Um dia morno. Faz calor no meu quarto. Calor mesmo, de o suor
escorrer, com o ventilador fazendo barulho ao fundo. Entediado, zapeando a tv,
com meu velho hábito de ainda passar pela Mtv, na esperança de que eu tenha
entrado sem perceber numa máquina do tempo e acorde em meados dos anos 90, quando
a emissora costumava passar – pasmem – videoclipes, quando ouço uma música
diferente da massa sonora atual, um vocal feminino, cantando versos do tipo: “Não
quero ponta / Eu quero tanto / Te fumar inteiro / Pra ver se chapa”, tudo isso
somado a uma melodia meio psicodélica, meio pop me chamou muita atenção.
Algum tempo depois fui saber que quem tocava aquela canção
era uma banda numerosa, de 12 integrantes, com o nome curioso de Trupe Chá de
Boldo. Ainda bem que fiquei sabendo disso depois de ouvir a música, pois talvez
só pelo nome e naipe dos integrantes o contato com o grupo poderia ter demorado
mais.
Mais que os Titãs: os membros da Trupe |
As informações biográficas da banda ainda são escassas na
Internet, mas sabe-se que o grupo foi fundado em meados de 2005 em São Paulo
por um grupo de estudantes e já tem dois álbuns lançados, o primeiro intitulado
“Bárbaro”, de 2010 e em 2012, o disco que lhes tem trazido algum destaque “Nave
Manha”.
Emergida de uma cena paulista efervescente que conta ainda
com artistas como Tatá Aeroplano e Tulipa Ruiz, o grupo cresceu demais no
segundo disco, deixando de ser um emaranhado confuso de influências para trazer
a tona um disco com canções tão fortes quanto desleixadas, com produção de
Gustavo Ruiz (irmão de Tulipa), e influências claras de samba, bossa,
tropicalismo e da vanguarda paulista, a banda flui seu som diante desse
caldeirão e entrega um dos discos mais interessantes da música nacional
recente.
Em “Nave Manha”, há elementos que não são facilmente
localizados na MPB atual que anda tão careta e quadrada. Há sacanagem,
sagacidade, há melodias espertas, letras com jogos de palavras, lembrando
Arnaldo Antunes, tudo com texturas sonoras agradáveis e extremamente criativas.
A banda ao vivo |
Em alguns momentos, a semelhança com o Grupo Rumo é notável,
assim como é possível notar na obra de Tulipa Ruiz, ao que parece a nova
geração vem finalmente dando o merecido valor que a época não deu aos membros
mais pop da Vanguarda Paulista.
Quando se fala em novas bandas nacionais já espero o clichê.
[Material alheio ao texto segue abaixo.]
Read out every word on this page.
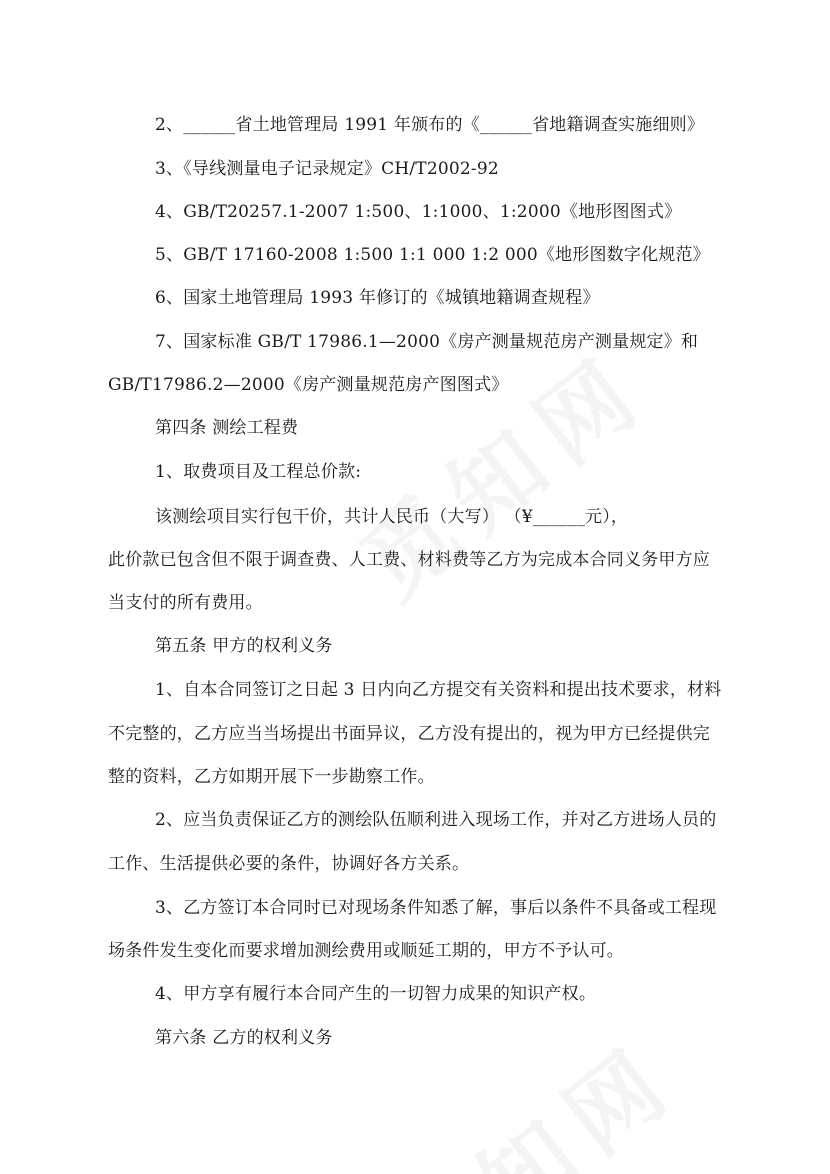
2、______省土地管理局 1991 年颁布的《______省地籍调查实施细则》
3、《导线测量电子记录规定》CH/T2002-92
4、GB/T20257.1-2007 1:500、1:1000、1:2000《地形图图式》
5、GB/T 17160-2008 1:500 1:1 000 1:2 000《地形图数字化规范》
6、国家土地管理局 1993 年修订的《城镇地籍调查规程》
7、国家标准 GB/T 17986.1—2000《房产测量规范房产测量规定》和
GB/T17986.2—2000《房产测量规范房产图图式》
第四条 测绘工程费
1、取费项目及工程总价款:
该测绘项目实行包干价，共计人民币（大写） （¥______元），
此价款已包含但不限于调查费、人工费、材料费等乙方为完成本合同义务甲方应
当支付的所有费用。
第五条 甲方的权利义务
1、自本合同签订之日起 3 日内向乙方提交有关资料和提出技术要求，材料
不完整的，乙方应当当场提出书面异议，乙方没有提出的，视为甲方已经提供完
整的资料，乙方如期开展下一步勘察工作。
2、应当负责保证乙方的测绘队伍顺利进入现场工作，并对乙方进场人员的
工作、生活提供必要的条件，协调好各方关系。
3、乙方签订本合同时已对现场条件知悉了解，事后以条件不具备或工程现
场条件发生变化而要求增加测绘费用或顺延工期的，甲方不予认可。
4、甲方享有履行本合同产生的一切智力成果的知识产权。
第六条 乙方的权利义务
Ou são bandas de rock adolescentes falando sobre suas emocionantes jornadas
amorosas no shopping center ou temos artistas MPB, que querem soar como um novo
Caetano Veloso, mas a pretensão desses não os deixa ver como estão sendo
ridículos.
Já com a Trupe é possível ver criatividade a cada canção, sendo
que originalidade num tempo de canções de plástico é muito bem vinda. Ao vê-los
tendo algum reconhecimento através da Mtv e mídias da Internet passo a ter
alguma esperança de ver uma nova cena com artistas que por mais que não sejam
brilhantes, fazem o possível para divertir, sem ofender a inteligência de
ninguém.
Dê o play em “Nave Manha” e deixe a boa vibração te levar.